The Waterboys on the waltzers. 

“The Waterboys were hot at the time and we played sell-out shows everywhere. That wouldn’t be the same today because our audience is older and they don’t go to shows so regularly. I don’t think we could sell out all those venues now. I remember at the time, the excitement of going into all those towns. There were so many young people there — there was a real sense of wonderment, so many people were having their first live experience at Waterboys gigs, it was really a privilege for us.” 

Scott describes the process of collating the material for the boxset and book as ‘very absorbing’. It also led him to reconnect with old friends, including, poignantly, the late drummer Noel Bridgeman.

“One of the best and yet the saddest things to come out of it, was that for the first time in several years, I got in touch with all of the band members, including Noel. It was during lockdown and we couldn’t meet up but we arranged a phone chat where I asked him questions I felt would be useful for a chapter in the book. He told me all about how he grew up playing the accordion and drums, his early bands, going to Europe and playing in one of the first Irish rock bands, Skid Row. It was fascinating and wonderful to connect with him again.

"Then one day he phoned me and he told me he had a bit of bad news, that he had cancer and within two months he was gone. I am very grateful that I got to reconnect with him. Also, he got to read the chapter before he passed away so he knew how much we all thought of him.” 

Scott and The Waterboys recently returned to live performance, with a short Irish and British tour, which he describes as “absolutely brilliant”. However, as much as he thrives on performing live, he says he was also glad of the enforced break due to lockdown, albeit that it sounds like he was more productive than ever.

The Waterboys: The Magnificent Seven.
The Waterboys: The Magnificent Seven.

“We had a very busy year in 2019, so we had a good fix of performance. I was very happy to spend a lot more time parenting [he has a young daughter and son]. Because there was no travel as well, my body got a rest — usually I would be in a hundred different cities in a year.
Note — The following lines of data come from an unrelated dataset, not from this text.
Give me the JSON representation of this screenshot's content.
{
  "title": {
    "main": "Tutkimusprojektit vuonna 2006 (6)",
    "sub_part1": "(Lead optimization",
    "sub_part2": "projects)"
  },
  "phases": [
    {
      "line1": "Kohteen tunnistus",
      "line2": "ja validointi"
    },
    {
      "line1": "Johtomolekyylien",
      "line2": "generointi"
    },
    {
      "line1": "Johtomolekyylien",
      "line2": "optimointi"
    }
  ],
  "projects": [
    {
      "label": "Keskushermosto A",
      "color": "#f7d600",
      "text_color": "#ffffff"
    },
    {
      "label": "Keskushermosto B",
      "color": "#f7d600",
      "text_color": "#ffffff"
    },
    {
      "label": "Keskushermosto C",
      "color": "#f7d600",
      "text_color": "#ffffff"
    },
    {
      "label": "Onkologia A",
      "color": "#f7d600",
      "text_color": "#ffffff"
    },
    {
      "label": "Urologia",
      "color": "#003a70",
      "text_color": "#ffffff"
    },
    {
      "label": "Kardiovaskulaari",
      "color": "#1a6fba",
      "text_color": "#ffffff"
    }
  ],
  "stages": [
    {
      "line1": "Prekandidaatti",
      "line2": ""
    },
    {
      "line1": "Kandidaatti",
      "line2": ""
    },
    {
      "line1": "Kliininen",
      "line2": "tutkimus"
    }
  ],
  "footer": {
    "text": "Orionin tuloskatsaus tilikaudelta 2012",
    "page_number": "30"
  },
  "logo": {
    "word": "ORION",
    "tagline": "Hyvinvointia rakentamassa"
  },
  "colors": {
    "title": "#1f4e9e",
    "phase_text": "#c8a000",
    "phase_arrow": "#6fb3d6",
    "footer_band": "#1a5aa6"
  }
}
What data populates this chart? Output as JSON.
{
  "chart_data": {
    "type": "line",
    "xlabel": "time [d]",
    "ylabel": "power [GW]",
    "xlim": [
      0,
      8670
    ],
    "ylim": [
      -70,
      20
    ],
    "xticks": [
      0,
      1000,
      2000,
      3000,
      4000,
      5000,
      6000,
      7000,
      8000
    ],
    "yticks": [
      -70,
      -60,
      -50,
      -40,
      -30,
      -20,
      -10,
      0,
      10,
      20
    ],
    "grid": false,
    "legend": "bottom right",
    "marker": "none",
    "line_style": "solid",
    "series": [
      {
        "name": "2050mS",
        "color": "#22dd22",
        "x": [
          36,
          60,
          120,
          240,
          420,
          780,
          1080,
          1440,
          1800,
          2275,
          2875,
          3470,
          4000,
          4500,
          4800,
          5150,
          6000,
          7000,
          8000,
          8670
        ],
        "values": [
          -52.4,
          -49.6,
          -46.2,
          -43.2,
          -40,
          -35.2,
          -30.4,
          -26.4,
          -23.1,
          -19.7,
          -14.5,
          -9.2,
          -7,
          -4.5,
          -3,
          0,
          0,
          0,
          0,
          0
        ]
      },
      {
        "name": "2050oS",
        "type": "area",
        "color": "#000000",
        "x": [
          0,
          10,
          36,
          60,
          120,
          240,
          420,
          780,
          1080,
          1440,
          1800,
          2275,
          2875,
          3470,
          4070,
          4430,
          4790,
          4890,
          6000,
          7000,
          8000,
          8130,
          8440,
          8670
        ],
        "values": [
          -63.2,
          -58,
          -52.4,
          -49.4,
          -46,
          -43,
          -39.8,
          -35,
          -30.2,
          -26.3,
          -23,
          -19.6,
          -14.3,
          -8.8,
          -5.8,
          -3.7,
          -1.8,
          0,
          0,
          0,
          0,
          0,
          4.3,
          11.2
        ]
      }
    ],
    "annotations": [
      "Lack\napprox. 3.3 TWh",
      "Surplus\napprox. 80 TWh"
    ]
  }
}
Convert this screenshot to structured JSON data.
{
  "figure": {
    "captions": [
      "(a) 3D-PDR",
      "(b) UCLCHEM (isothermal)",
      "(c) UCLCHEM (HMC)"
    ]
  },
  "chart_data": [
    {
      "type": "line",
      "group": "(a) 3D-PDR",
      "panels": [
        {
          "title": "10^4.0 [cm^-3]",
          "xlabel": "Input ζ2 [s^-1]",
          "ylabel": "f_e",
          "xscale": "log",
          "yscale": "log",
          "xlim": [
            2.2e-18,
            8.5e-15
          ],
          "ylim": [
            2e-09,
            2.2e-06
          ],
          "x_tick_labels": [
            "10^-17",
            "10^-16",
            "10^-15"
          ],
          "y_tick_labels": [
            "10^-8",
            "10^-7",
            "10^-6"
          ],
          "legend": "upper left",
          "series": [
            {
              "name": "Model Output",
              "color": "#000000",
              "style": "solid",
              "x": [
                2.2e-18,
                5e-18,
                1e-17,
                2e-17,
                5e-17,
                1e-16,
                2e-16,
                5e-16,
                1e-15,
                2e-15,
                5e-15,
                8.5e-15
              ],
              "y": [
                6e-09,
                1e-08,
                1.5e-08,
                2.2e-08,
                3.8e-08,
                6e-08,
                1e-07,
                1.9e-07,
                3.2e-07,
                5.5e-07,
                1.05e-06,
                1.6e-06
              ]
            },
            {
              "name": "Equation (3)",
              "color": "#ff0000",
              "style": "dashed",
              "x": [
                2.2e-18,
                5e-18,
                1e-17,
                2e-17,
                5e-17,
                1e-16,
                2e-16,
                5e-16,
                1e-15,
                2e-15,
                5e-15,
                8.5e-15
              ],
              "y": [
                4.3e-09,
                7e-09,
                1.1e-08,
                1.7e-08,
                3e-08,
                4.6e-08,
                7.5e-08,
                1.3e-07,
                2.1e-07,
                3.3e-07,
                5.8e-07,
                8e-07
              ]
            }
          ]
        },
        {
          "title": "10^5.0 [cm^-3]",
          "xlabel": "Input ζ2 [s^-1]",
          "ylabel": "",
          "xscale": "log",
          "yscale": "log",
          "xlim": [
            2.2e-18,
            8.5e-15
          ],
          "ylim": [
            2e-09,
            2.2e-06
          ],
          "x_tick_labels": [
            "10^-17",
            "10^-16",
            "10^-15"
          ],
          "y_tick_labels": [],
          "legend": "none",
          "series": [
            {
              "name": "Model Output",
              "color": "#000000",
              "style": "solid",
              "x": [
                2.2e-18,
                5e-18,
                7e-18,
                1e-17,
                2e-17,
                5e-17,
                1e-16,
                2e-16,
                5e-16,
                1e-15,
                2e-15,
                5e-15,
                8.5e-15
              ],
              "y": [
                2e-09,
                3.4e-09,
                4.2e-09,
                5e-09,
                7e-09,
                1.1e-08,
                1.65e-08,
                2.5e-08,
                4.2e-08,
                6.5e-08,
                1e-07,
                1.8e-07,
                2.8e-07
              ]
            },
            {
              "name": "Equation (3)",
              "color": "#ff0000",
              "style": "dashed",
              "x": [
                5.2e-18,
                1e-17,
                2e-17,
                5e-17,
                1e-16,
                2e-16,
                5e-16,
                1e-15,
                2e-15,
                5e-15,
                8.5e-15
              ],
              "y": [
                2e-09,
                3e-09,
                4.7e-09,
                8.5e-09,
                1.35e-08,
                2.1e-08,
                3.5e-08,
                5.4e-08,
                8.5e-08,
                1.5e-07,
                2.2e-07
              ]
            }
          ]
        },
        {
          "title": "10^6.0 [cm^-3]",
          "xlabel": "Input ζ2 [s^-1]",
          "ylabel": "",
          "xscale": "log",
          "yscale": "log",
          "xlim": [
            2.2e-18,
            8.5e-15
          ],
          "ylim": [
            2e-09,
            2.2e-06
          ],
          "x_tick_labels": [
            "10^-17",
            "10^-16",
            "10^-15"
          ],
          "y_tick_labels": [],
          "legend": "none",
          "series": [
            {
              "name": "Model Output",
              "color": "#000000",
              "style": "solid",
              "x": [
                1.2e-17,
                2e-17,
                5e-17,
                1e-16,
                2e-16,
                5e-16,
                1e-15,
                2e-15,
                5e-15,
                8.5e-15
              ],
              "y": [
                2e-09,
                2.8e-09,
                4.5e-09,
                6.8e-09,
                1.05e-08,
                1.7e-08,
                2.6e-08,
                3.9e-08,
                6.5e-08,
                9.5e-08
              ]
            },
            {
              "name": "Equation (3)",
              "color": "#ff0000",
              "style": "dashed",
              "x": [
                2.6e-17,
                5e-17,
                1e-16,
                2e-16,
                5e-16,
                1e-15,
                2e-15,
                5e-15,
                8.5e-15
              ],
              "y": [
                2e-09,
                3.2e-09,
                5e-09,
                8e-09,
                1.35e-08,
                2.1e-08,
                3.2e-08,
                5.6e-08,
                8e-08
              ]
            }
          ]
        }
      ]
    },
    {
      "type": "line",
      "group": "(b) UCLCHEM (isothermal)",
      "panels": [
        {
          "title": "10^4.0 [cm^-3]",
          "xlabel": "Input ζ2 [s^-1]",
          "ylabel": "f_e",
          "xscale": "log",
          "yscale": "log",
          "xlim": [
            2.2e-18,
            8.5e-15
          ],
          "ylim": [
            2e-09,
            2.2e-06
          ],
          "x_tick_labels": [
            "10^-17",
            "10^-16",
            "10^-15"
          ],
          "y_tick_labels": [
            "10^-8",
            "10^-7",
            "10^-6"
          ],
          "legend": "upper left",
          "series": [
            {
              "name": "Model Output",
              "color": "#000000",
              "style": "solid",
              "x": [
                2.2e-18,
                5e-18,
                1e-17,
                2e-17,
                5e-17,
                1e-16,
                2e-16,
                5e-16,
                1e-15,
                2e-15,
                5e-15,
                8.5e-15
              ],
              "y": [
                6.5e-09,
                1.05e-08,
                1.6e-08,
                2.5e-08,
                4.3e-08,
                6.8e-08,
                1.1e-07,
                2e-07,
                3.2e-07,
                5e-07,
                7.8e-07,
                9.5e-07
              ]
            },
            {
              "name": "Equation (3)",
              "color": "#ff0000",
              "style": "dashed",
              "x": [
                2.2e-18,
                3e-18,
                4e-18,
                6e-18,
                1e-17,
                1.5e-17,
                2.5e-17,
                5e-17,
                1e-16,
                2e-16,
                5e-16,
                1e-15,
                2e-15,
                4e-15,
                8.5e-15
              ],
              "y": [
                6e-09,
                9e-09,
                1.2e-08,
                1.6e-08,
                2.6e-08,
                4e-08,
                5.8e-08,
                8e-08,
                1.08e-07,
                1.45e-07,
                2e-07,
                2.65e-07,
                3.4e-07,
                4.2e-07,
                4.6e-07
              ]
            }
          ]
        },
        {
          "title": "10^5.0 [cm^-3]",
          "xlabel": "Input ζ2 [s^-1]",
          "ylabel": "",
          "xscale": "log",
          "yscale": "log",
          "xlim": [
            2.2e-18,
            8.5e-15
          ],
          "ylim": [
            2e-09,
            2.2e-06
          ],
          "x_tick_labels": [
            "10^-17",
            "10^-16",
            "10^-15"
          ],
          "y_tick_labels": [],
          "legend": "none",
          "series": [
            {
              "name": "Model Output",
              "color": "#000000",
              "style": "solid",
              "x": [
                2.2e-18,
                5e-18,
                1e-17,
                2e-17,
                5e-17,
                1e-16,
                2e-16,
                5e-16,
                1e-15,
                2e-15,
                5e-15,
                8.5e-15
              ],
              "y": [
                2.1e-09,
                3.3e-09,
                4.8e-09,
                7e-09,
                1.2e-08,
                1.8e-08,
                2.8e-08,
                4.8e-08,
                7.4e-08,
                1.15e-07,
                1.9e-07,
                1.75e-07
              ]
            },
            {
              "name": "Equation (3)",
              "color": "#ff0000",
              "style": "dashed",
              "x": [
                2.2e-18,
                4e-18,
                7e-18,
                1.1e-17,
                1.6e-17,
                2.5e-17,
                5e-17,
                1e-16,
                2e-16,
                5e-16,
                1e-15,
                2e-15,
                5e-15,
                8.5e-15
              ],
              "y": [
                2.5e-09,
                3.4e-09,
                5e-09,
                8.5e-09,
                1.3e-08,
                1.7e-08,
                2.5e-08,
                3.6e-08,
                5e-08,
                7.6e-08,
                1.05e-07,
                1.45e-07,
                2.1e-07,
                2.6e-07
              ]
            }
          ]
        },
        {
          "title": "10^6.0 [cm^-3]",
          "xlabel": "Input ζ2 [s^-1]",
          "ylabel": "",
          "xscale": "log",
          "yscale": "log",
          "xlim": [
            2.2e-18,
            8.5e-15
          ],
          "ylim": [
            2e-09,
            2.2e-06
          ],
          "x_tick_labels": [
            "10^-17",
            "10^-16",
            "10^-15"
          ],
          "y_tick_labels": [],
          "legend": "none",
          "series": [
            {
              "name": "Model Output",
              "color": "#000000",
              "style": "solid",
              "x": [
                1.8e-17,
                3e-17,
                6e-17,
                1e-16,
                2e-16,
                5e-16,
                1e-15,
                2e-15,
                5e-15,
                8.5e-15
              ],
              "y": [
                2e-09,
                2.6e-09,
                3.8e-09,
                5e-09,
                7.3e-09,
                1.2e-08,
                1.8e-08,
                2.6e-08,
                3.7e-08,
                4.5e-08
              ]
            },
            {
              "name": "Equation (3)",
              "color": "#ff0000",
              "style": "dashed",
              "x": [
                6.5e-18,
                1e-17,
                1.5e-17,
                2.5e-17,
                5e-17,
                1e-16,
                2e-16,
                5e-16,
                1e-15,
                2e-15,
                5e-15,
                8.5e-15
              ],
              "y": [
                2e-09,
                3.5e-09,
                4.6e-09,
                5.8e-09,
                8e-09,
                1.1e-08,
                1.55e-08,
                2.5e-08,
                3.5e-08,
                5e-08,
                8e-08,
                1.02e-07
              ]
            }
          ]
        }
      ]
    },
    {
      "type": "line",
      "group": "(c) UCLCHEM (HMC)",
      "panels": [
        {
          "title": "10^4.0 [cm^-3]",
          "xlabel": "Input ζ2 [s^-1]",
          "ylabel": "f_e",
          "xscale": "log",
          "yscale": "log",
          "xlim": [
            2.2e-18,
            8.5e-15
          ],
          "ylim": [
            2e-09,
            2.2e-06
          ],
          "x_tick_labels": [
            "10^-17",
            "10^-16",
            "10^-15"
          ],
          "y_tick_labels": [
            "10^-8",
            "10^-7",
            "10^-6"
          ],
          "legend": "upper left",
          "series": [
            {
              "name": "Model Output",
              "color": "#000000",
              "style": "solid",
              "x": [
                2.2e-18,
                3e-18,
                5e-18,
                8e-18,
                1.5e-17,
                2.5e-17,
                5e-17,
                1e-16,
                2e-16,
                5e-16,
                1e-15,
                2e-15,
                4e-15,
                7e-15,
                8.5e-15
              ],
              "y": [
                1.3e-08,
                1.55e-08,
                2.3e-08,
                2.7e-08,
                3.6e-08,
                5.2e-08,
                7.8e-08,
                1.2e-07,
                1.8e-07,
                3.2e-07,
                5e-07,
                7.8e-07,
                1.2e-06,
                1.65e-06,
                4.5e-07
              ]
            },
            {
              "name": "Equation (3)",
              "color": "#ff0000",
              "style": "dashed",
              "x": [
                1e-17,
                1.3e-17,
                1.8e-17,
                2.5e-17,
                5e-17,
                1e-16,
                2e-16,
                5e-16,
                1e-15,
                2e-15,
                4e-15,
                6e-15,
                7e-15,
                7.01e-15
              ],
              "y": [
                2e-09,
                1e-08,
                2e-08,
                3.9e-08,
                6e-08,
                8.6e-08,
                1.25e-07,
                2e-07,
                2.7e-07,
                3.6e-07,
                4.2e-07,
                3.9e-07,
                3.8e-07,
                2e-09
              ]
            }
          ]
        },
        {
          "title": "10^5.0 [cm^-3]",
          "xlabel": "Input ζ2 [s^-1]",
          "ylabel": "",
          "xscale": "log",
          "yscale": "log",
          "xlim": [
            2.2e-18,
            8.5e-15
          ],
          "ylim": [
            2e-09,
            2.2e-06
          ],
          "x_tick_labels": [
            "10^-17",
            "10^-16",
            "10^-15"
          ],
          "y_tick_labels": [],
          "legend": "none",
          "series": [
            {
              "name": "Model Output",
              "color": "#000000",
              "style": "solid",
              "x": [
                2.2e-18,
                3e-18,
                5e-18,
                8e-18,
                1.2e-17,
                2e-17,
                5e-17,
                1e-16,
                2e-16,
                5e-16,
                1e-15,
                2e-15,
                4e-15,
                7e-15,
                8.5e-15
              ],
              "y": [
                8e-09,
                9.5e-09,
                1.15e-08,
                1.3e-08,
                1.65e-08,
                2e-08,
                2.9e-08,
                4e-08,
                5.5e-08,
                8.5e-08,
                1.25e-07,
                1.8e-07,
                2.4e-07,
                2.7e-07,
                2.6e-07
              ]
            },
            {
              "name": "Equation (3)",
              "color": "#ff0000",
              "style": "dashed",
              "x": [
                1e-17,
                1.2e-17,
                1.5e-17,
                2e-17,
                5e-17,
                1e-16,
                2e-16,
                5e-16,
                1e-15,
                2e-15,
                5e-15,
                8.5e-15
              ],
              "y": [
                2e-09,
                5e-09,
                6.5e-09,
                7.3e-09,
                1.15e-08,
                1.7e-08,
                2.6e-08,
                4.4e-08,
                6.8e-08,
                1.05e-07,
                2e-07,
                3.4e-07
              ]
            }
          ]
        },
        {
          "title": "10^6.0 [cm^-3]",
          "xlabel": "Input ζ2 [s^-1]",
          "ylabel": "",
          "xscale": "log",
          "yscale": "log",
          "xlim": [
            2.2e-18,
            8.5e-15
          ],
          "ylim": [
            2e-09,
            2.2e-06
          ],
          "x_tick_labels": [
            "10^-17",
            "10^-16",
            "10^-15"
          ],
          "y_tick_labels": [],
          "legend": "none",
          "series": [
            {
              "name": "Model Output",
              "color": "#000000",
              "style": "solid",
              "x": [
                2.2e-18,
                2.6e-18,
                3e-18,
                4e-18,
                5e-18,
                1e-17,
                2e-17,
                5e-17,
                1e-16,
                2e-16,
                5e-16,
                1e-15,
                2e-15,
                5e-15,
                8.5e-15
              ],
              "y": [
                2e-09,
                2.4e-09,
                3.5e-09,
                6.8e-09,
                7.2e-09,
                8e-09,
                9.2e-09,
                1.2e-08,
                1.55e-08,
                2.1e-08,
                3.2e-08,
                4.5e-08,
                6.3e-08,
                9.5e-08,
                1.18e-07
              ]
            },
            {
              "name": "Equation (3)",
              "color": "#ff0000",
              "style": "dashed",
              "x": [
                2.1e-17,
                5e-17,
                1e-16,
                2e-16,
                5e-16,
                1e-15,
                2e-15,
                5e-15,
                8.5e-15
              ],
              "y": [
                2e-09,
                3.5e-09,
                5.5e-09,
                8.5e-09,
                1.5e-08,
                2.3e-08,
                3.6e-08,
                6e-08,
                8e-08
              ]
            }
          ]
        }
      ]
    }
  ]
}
I must confess while I missed the performing and the earnings as well, I was glad to get a little break. Also I had time to work on music — I didn’t just work on the boxset, I finished two new Waterboys albums and did other stuff as well.” 

Scott also enjoys spending time on Twitter, where he is an entertaining presence, connecting with fans as well as holding forth on various topics, from US politics to the pandemic.

“I’ve always enjoyed interacting with fans — when people have been touched by the music I’ve written, well, they’ve been touched by the same thing that I’ve been touched by — there’s a connection there and I like to honour that. I fight with people on Twitter as well. I do enjoy a bit of sport when I get a rabid right-winger or alt-right nut job and I like sticking it to them.” 

The reign of the ‘Magnificent Seven’ was a short one, with the line-up going their separate ways in 1990 amid disagreements over what direction the band was taking. But looking back over the events was not a bittersweet experience, says Scott.

“In fact, we all worked together again after that. Myself and Noel were working together within six months of him leaving the band and Steve Wickham rejoined the Waterboys 20 years ago. It is very much water under the bridge now, there are no unattended to emotions in the air any more. It has all been worked out. Like the Squeeze song, the past has been bottled and labelled with love.”

  •  The Waterboys, The Magnificent Seven: Fisherman’s Blues/Room to Roam Band, 1989-90 is available on Dec 3.